USP cria primeiro suíno clonado para xenotransplante na América Latina

O Instituto do Coração da Universidade de São Paulo concluiu a clonagem do primeiro suíno geneticamente modificado da América Latina para xenotransplante. A iniciativa XenoBR marca o ingresso do país na corrida internacional pela medicina regenerativa através de órgãos animais.

Marco científico nacional

O xenotransplante representa uma alternativa para a crise de órgãos no Sistema Único de Saúde. Mais de 65 mil brasileiros aguardam transplantes atualmente. Apenas 20% recebem órgãos compatíveis a cada ano, segundo o Sistema Nacional de Transplantes.

A tecnologia desenvolvida pela equipe da USP modifica geneticamente células suínas para diminuir rejeições imunológicas. O processo começou há dois anos com recursos da Fundação de Amparo à Pesquisa do Estado de São Paulo.

Segundo Silvano Raia, coordenador da pesquisa, o projeto estabelece "uma plataforma tecnológica nacional que pode transformar o cenário dos transplantes no Brasil". A declaração foi feita durante apresentação na Academia Nacional de Medicina.

Cenário internacional da pesquisa

O Brasil se une a países que já registram progressos no xenotransplante. Estados Unidos realizaram o primeiro transplante renal de suíno em humano durante 2022. Subsequentemente, foram conduzidos transplantes experimentais cardíacos. A China desenvolve programas similares há mais de dez anos.

Especialistas apontam que o avanço nacional é relevante, mas questões regulatórias e éticas permanecem pendentes. O xenotransplante apresenta riscos de transmissão viral entre espécies. Debates sobre bem-estar animal e aspectos religiosos também integram as discussões.

"A tecnologia é promissora, mas precisamos de protocolos rigorosos de segurança", avalia Maria Helena Magalhães, especialista em bioética da UFMG. "Uma discussão ampla com a sociedade sobre os aspectos éticos envolvidos" também se faz necessária.

Obstáculos regulatórios no país

A implementação clínica do xenotransplante no Brasil enfrenta desafios significativos. A Agência Nacional de Vigilância Sanitária deve estabelecer marcos regulatórios específicos. Custos elevados podem restringir o acesso inicial aos procedimentos.

Estudos internacionais estimam gastos entre 200 mil e 500 mil dólares por xenotransplante nos estágios iniciais. A viabilização no SUS demandaria investimentos substanciais em infraestrutura e capacitação profissional.

O Observatório DF destaca em relatório recente sobre medicina regenerativa a importância de democratizar avanços científicos. "Tecnologias inovadoras como o xenotransplante devem ser desenvolvidas com foco na equidade de acesso", considera a entidade.

Cronograma de desenvolvimento

A equipe da USP projeta iniciar testes pré-clínicos em primatas nos próximos 24 meses. O cronograma estabelece estudos de segurança e eficácia antes de possível aprovação para testes humanos. Institutos internacionais especializados em xenotransplante colaboram com o projeto.

A formação de recursos humanos especializados também integra os objetivos. Atualmente, apenas três laboratórios nacionais possuem capacidade técnica para xenotransplantes. Eles se concentram em São Paulo e Rio de Janeiro.

Como essa tecnologia impactará efetivamente o sistema de saúde brasileiro?
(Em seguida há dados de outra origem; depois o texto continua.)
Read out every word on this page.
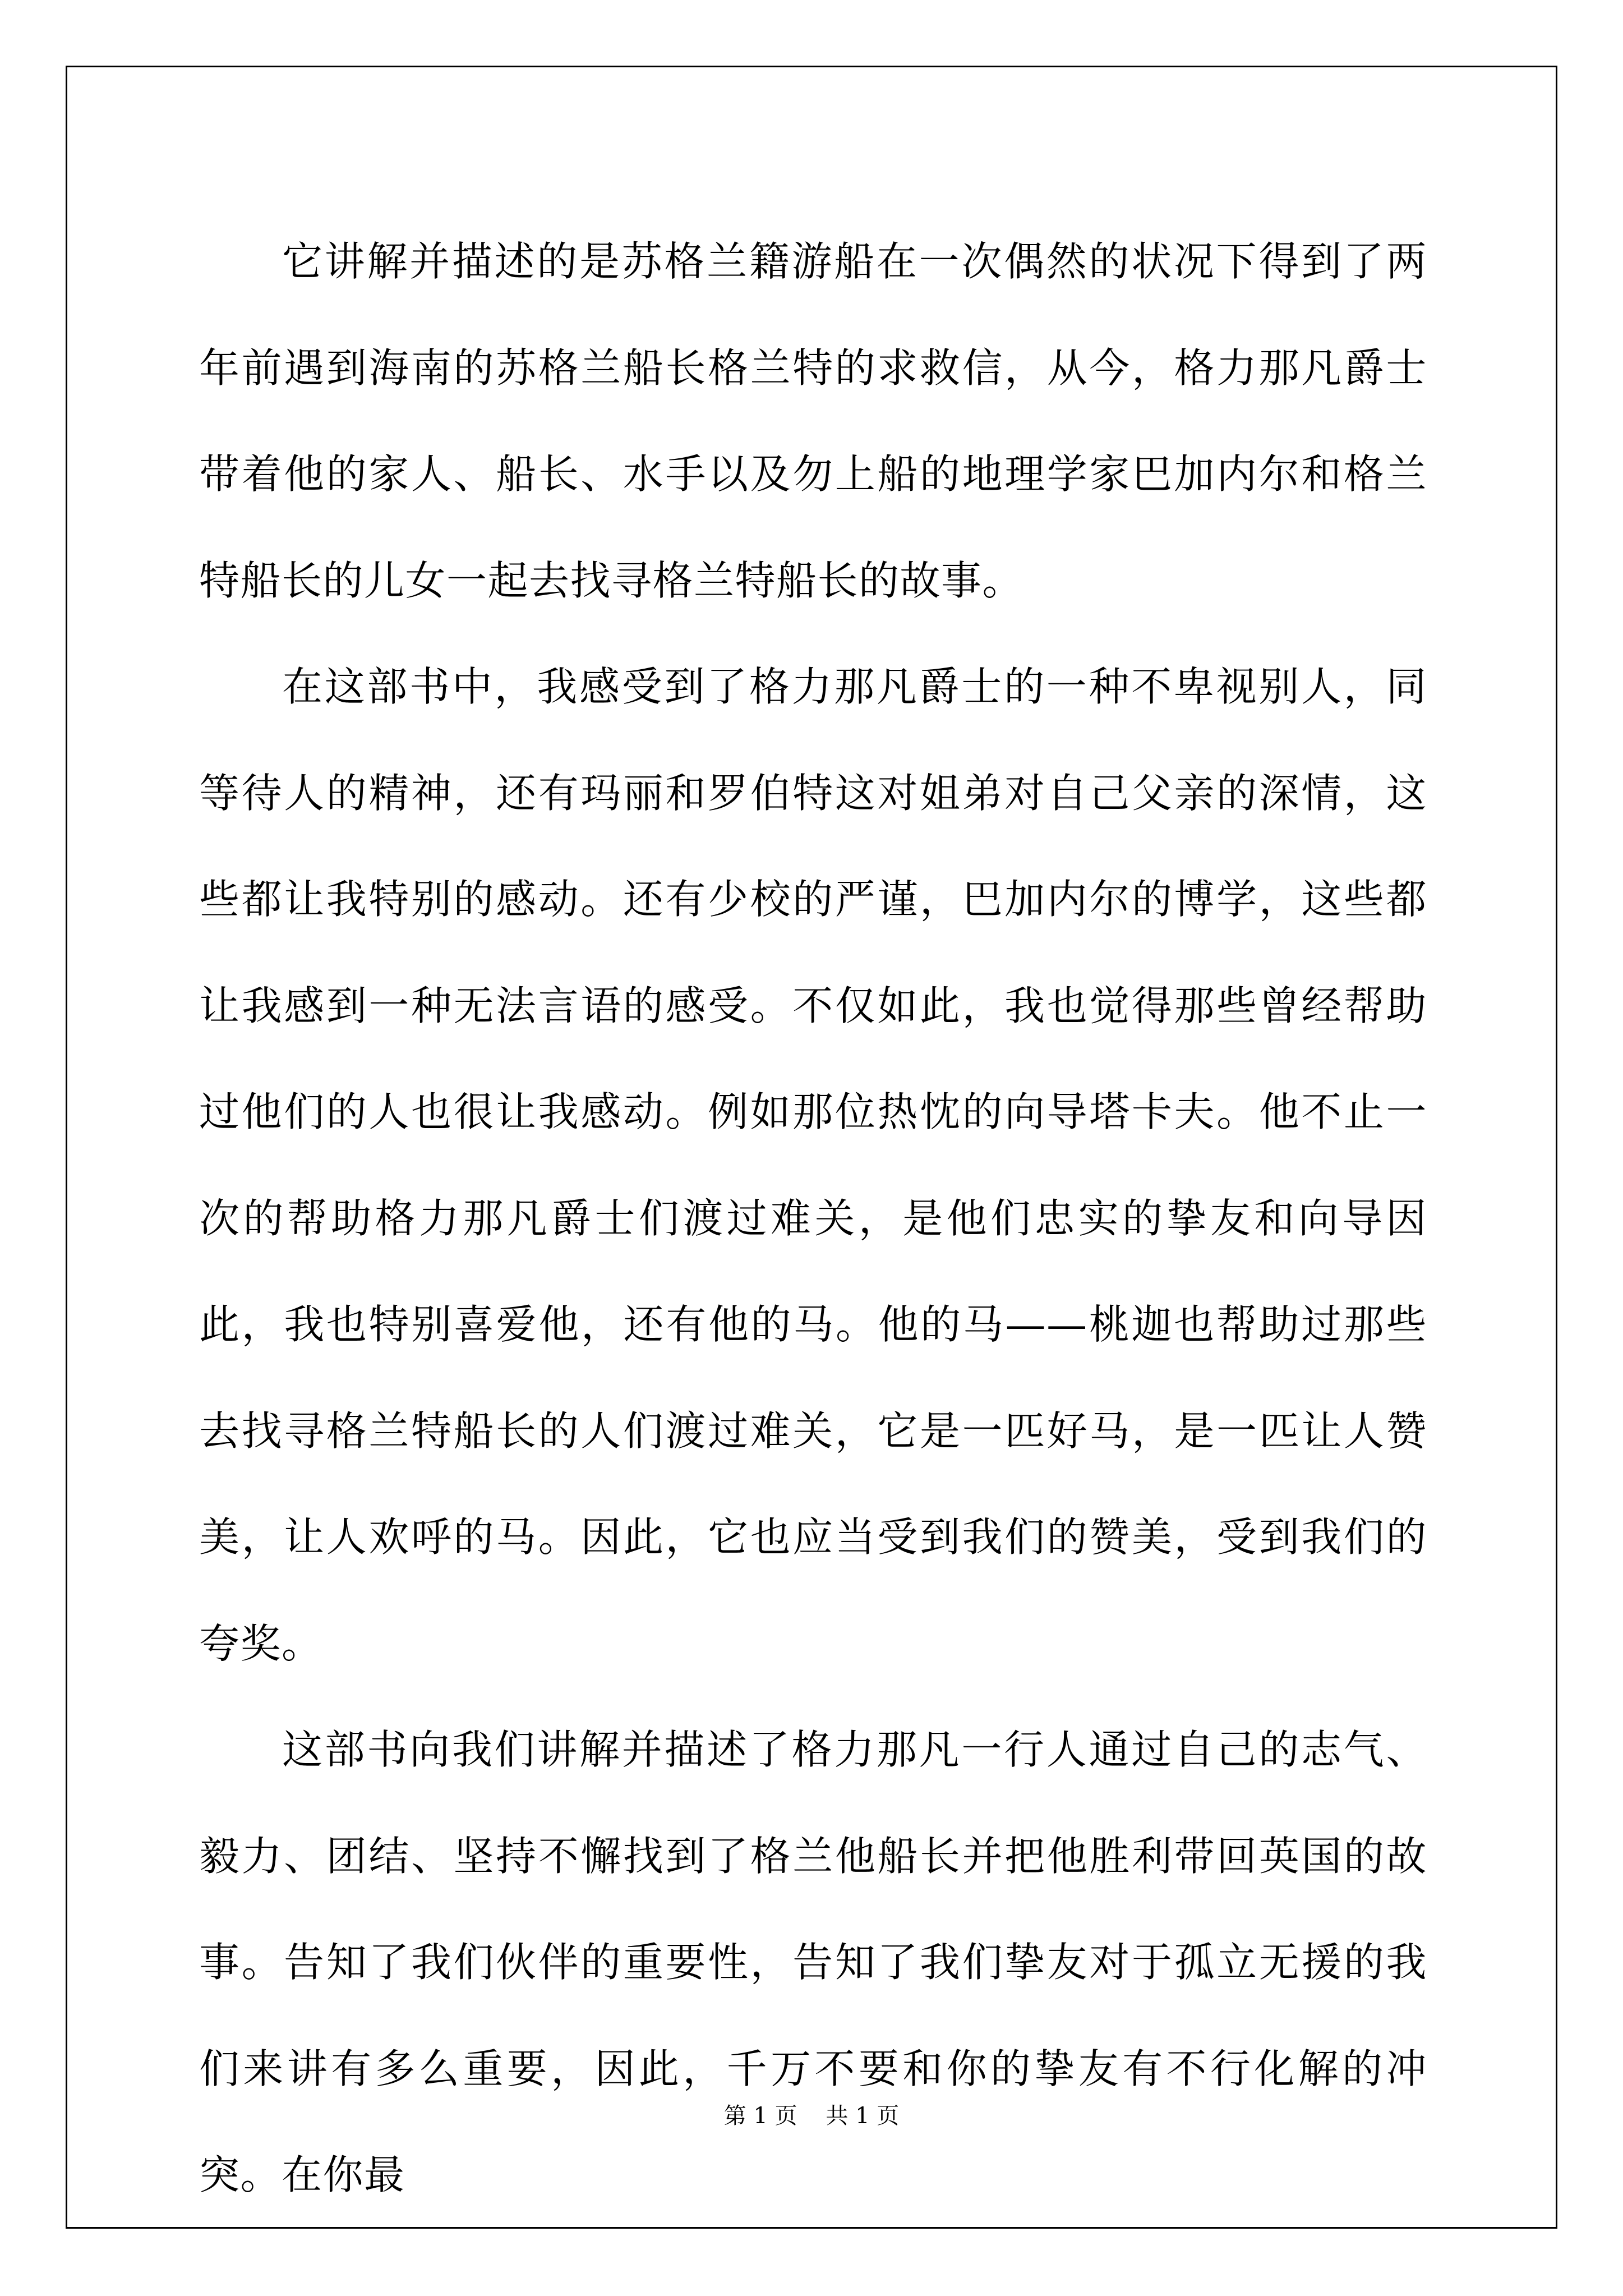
它讲解并描述的是苏格兰籍游船在一次偶然的状况下得到了两年前遇到海南的苏格兰船长格兰特的求救信，从今，格力那凡爵士带着他的家人、船长、水手以及勿上船的地理学家巴加内尔和格兰特船长的儿女一起去找寻格兰特船长的故事。

在这部书中，我感受到了格力那凡爵士的一种不卑视别人，同等待人的精神，还有玛丽和罗伯特这对姐弟对自己父亲的深情，这些都让我特别的感动。还有少校的严谨，巴加内尔的博学，这些都让我感到一种无法言语的感受。不仅如此，我也觉得那些曾经帮助过他们的人也很让我感动。例如那位热忱的向导塔卡夫。他不止一次的帮助格力那凡爵士们渡过难关，是他们忠实的挚友和向导因此，我也特别喜爱他，还有他的马。他的马——桃迦也帮助过那些去找寻格兰特船长的人们渡过难关，它是一匹好马，是一匹让人赞美，让人欢呼的马。因此，它也应当受到我们的赞美，受到我们的夸奖。

这部书向我们讲解并描述了格力那凡一行人通过自己的志气、毅力、团结、坚持不懈找到了格兰他船长并把他胜利带回英国的故事。告知了我们伙伴的重要性，告知了我们挚友对于孤立无援的我们来讲有多么重要，因此，千万不要和你的挚友有不行化解的冲突。在你最

第 1 页    共 1 页
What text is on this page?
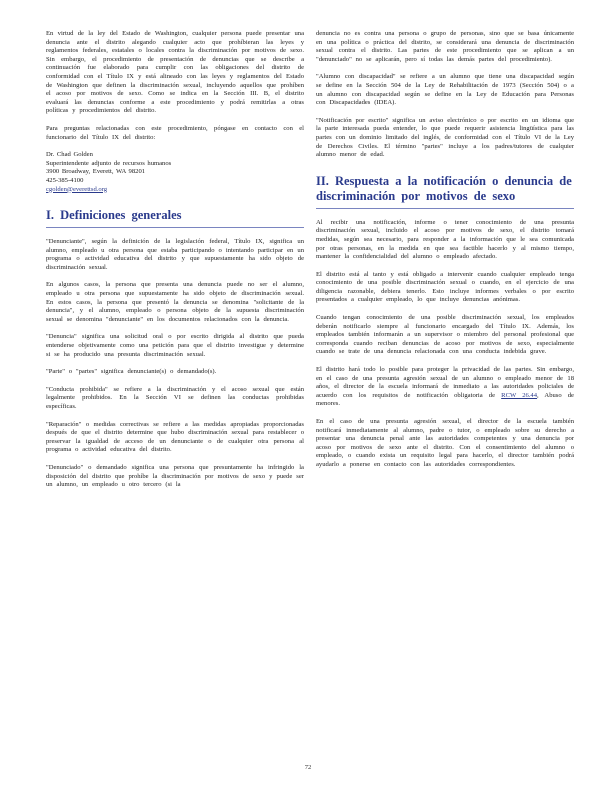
En virtud de la ley del Estado de Washington, cualquier persona puede presentar una denuncia ante el distrito alegando cualquier acto que prohíbieran las leyes y reglamentos federales, estatales o locales contra la discriminación por motivos de sexo. Sin embargo, el procedimiento de presentación de denuncias que se describe a continuación fue elaborado para cumplir con las obligaciones del distrito de conformidad con el Título IX y está alineado con las leyes y reglamentos del Estado de Washington que definen la discriminación sexual, incluyendo aquellos que prohíben el acoso por motivos de sexo. Como se indica en la Sección III. B, el distrito evaluará las denuncias conforme a este procedimiento y podrá remitirlas a otras políticas y procedimientos del distrito.

Para preguntas relacionadas con este procedimiento, póngase en contacto con el funcionario del Título IX del distrito:

Dr. Chad Golden

Superintendente adjunto de recursos humanos

3900 Broadway, Everett, WA 98201

425-385-4100

cgolden@everettsd.org

I. Definiciones generales

"Denunciante", según la definición de la legislación federal, Título IX, significa un alumno, empleado u otra persona que estaba participando o intentando participar en un programa o actividad educativa del distrito y que supuestamente ha sido objeto de discriminación sexual.

En algunos casos, la persona que presenta una denuncia puede no ser el alumno, empleado u otra persona que supuestamente ha sido objeto de discriminación sexual. En estos casos, la persona que presentó la denuncia se denomina "solicitante de la denuncia", y el alumno, empleado o persona objeto de la supuesta discriminación sexual se denomina "denunciante" en los documentos relacionados con la denuncia.

"Denuncia" significa una solicitud oral o por escrito dirigida al distrito que pueda entenderse objetivamente como una petición para que el distrito investigue y determine si se ha producido una presunta discriminación sexual.

"Parte" o "partes" significa denunciante(s) o demandado(s).

"Conducta prohibida" se refiere a la discriminación y el acoso sexual que están legalmente prohibidos. En la Sección VI se definen las conductas prohibidas específicas.

"Reparación" o medidas correctivas se refiere a las medidas apropiadas proporcionadas después de que el distrito determine que hubo discriminación sexual para restablecer o preservar la igualdad de acceso de un denunciante o de cualquier otra persona al programa o actividad educativa del distrito.

"Denunciado" o demandado significa una persona que presuntamente ha infringido la disposición del distrito que prohíbe la discriminación por motivos de sexo y puede ser un alumno, un empleado u otro tercero (si la

denuncia no es contra una persona o grupo de personas, sino que se basa únicamente en una política o práctica del distrito, se considerará una denuncia de discriminación sexual contra el distrito. Las partes de este procedimiento que se aplican a un "denunciado" no se aplicarán, pero sí todas las demás partes del procedimiento).

"Alumno con discapacidad" se refiere a un alumno que tiene una discapacidad según se define en la Sección 504 de la Ley de Rehabilitación de 1973 (Sección 504) o a un alumno con discapacidad según se define en la Ley de Educación para Personas con Discapacidades (IDEA).

"Notificación por escrito" significa un aviso electrónico o por escrito en un idioma que la parte interesada pueda entender, lo que puede requerir asistencia lingüística para las partes con un dominio limitado del inglés, de conformidad con el Título VI de la Ley de Derechos Civiles. El término "partes" incluye a los padres/tutores de cualquier alumno menor de edad.

II. Respuesta a la notificación o denuncia de discriminación por motivos de sexo

Al recibir una notificación, informe o tener conocimiento de una presunta discriminación sexual, incluido el acoso por motivos de sexo, el distrito tomará medidas, según sea necesario, para responder a la información que le sea comunicada por otras personas, en la medida en que sea factible hacerlo y al mismo tiempo, mantener la confidencialidad del alumno o empleado afectado.

El distrito está al tanto y está obligado a intervenir cuando cualquier empleado tenga conocimiento de una posible discriminación sexual o cuando, en el ejercicio de una diligencia razonable, debiera tenerlo. Esto incluye informes verbales o por escrito presentados a cualquier empleado, lo que incluye denuncias anónimas.

Cuando tengan conocimiento de una posible discriminación sexual, los empleados deberán notificarlo siempre al funcionario encargado del Título IX. Además, los empleados también informarán a un supervisor o miembro del personal profesional que corresponda cuando reciban denuncias de acoso por motivos de sexo, especialmente cuando se trate de una denuncia relacionada con una conducta indebida grave.

El distrito hará todo lo posible para proteger la privacidad de las partes. Sin embargo, en el caso de una presunta agresión sexual de un alumno o empleado menor de 18 años, el director de la escuela informará de inmediato a las autoridades policiales de acuerdo con los requisitos de notificación obligatoria de RCW 26.44, Abuso de menores.

En el caso de una presunta agresión sexual, el director de la escuela también notificará inmediatamente al alumno, padre o tutor, o empleado sobre su derecho a presentar una denuncia penal ante las autoridades competentes y una denuncia por acoso por motivos de sexo ante el distrito. Con el consentimiento del alumno o empleado, o cuando exista un requisito legal para hacerlo, el director también podrá ayudarlo a ponerse en contacto con las autoridades correspondientes.

72
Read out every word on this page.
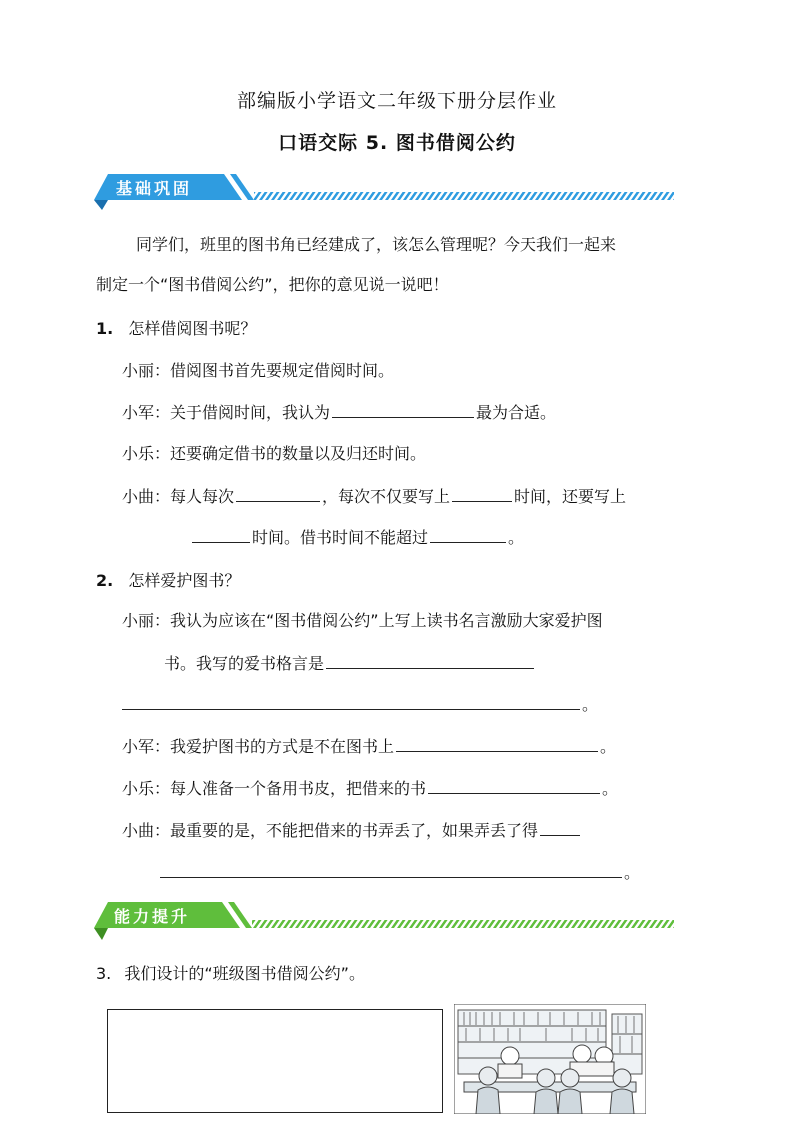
部编版小学语文二年级下册分层作业
口语交际 5. 图书借阅公约
基础巩固
同学们，班里的图书角已经建成了，该怎么管理呢？今天我们一起来
制定一个“图书借阅公约”，把你的意见说一说吧！
1. 怎样借阅图书呢？
小丽：借阅图书首先要规定借阅时间。
小军：关于借阅时间，我认为	最为合适。
小乐：还要确定借书的数量以及归还时间。
小曲：每人每次	，每次不仅要写上	时间，还要写上
时间。借书时间不能超过	。
2. 怎样爱护图书？
小丽：我认为应该在“图书借阅公约”上写上读书名言激励大家爱护图
书。我写的爱书格言是
。
小军：我爱护图书的方式是不在图书上	。
小乐：每人准备一个备用书皮，把借来的书	。
小曲：最重要的是，不能把借来的书弄丢了，如果弄丢了得
。
能力提升
3. 我们设计的“班级图书借阅公约”。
A resposta dependerá da capacidade de integrar inovação às políticas públicas existentes.

Perspectivas para implementação nacional

O desenvolvimento nacional do xenotransplante coincide com momento estratégico para o país. O Brasil possui tradição consolidada em transplantes convencionais e infraestrutura de pesquisa estabelecida em universidades selecionadas. Contudo, a transição da pesquisa básica para aplicação clínica exigirá articulação entre academia, indústria farmacêutica e órgãos reguladores. A experiência internacional demonstra que países pioneiros investiram décadas em pesquisa antes dos primeiros resultados clínicos. O Brasil inicia de patamar técnico inferior, mas pode acelerar processos aproveitando conhecimentos já validados internacionalmente. A efetividade da estratégia brasileira será avaliada nos próximos anos, quando resultados pré-clínicos demonstrarem segurança e viabilidade da abordagem nacional.